Default Deny should be the rule.

[kach22i]

Blackworm-Day: Feb 3

Has anyone been hit with the Blackworm today?

How would you know? From what I read it would overwrite "text messages " and "zip" files.

Update:
http://www.lurhq.com/blackworm.html

I can't seem to find it here:
http://www.trendmicro.com/vinfo/default.asp?advis=more&sort=date&order=desc

I'm not sure what "malware" verses "spyware" is.

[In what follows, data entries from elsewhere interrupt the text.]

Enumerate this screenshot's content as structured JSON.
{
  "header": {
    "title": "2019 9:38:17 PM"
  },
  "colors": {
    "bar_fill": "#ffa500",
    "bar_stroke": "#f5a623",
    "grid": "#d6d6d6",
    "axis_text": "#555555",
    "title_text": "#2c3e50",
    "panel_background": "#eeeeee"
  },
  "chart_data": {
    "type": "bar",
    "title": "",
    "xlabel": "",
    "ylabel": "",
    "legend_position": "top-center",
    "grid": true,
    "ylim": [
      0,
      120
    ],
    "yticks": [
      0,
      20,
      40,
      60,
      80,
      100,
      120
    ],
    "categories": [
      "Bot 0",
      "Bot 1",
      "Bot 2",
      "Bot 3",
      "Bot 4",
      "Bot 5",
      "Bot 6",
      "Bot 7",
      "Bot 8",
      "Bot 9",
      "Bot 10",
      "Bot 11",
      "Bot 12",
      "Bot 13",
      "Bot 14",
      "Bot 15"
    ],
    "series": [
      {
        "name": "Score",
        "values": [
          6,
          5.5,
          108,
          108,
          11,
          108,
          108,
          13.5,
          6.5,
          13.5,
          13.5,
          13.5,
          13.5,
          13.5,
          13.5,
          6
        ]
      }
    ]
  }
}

Mircosoft is no longer supporting the old operating system "Windows 98 SE", patches and downloads wiill no longer be updated as last month. Does anyone know if there is a thrid party vendor still doing support for Windows 98 SE?

I have updated to Trend Micro's PC-Cillin 2006, have "Spybot" and AD-Aware".......................am I in good shape for now?

I don't want to load too much stuff on my computer, I've read that some of these programs can conflict with each other.

Cheers all.

[nostatic]

os x

if ms ships their os with "weak" settings, then it is MS's fault. But the os is pretty flawed too...

[widebody911]

Quote:

Originally posted by mikester
Windows is no intrisically weak; it's default settings are.

That's like saying a stock 1950 VW bug is not intrinsically slow, it's because the user hasn't installed a 3L turbo engine in it.

That's the user's fault too. When you go home at night you lock your doors but on your PC you leave them all open and leave services you'd n ever use turned on an beaconing - "Here I AM!"

Back to the 'intriniscally' bit. Window's default model is 'leave every port open and every service running, and it's up to the user to figure it out before they get r00ted'. The average user wouldn't know a 'service' or a 'port' if you dropped it on their toe, in much the same way that an infant wouldn't know to close and lock the doors in the house.

People need to either learn to configure their computers or pay someone to do it for them or put a firewall on their network.

Again, most PC owners are IT infants. Your expectation of a new PC user being able to secure her machine is about as realistic as that of a new car owner being able to rebuild her transmission.

I investigate my network to see which ports/protocols I need to operate and then I close everything else down by turning it off at the server, blocking it with a firewall software at the server and access-listing it out of my network on the routers and firewalls.

That's great, but I'm guessing you didn't just bring home your first computer from the mall last night, sitting there wondering why the cupholder won't close now.

Granted, I'm a pro - but I don't blame Microsoft because they aren't the only ones with the problem. Try doing a bare bones install of Redhat and see how many services you said *NOT* to install get installed and turned on anyway.

I can't count the number of media-level installs of RedHat I've done. The only way you're going to get into a virgin box is via ssh or on the console. xinetd, telnetd, rshd and vsftpf/wuftpd, etc won't get installed unless you specifically asked for them to, and then chkconfig'd them on.

Solaris is the same way,

They've changed a lot of that with Solaris 10

Back to the windows weaknesses: there are fundamental flaws in both the structure of the OS and the implementation philosophies that have led to the mess we have today. Apart from having every frickin' port and service turned on, there are so many holes in the service daemons and the end-user apps that once something does come port sniffing, it's all over. It's not so much that the doors are open, but all of the walls of the house are set up to fall like dominoes.

To their credit, MS is finally getting around to fixing some of them, but it's too little, too late, and too slow.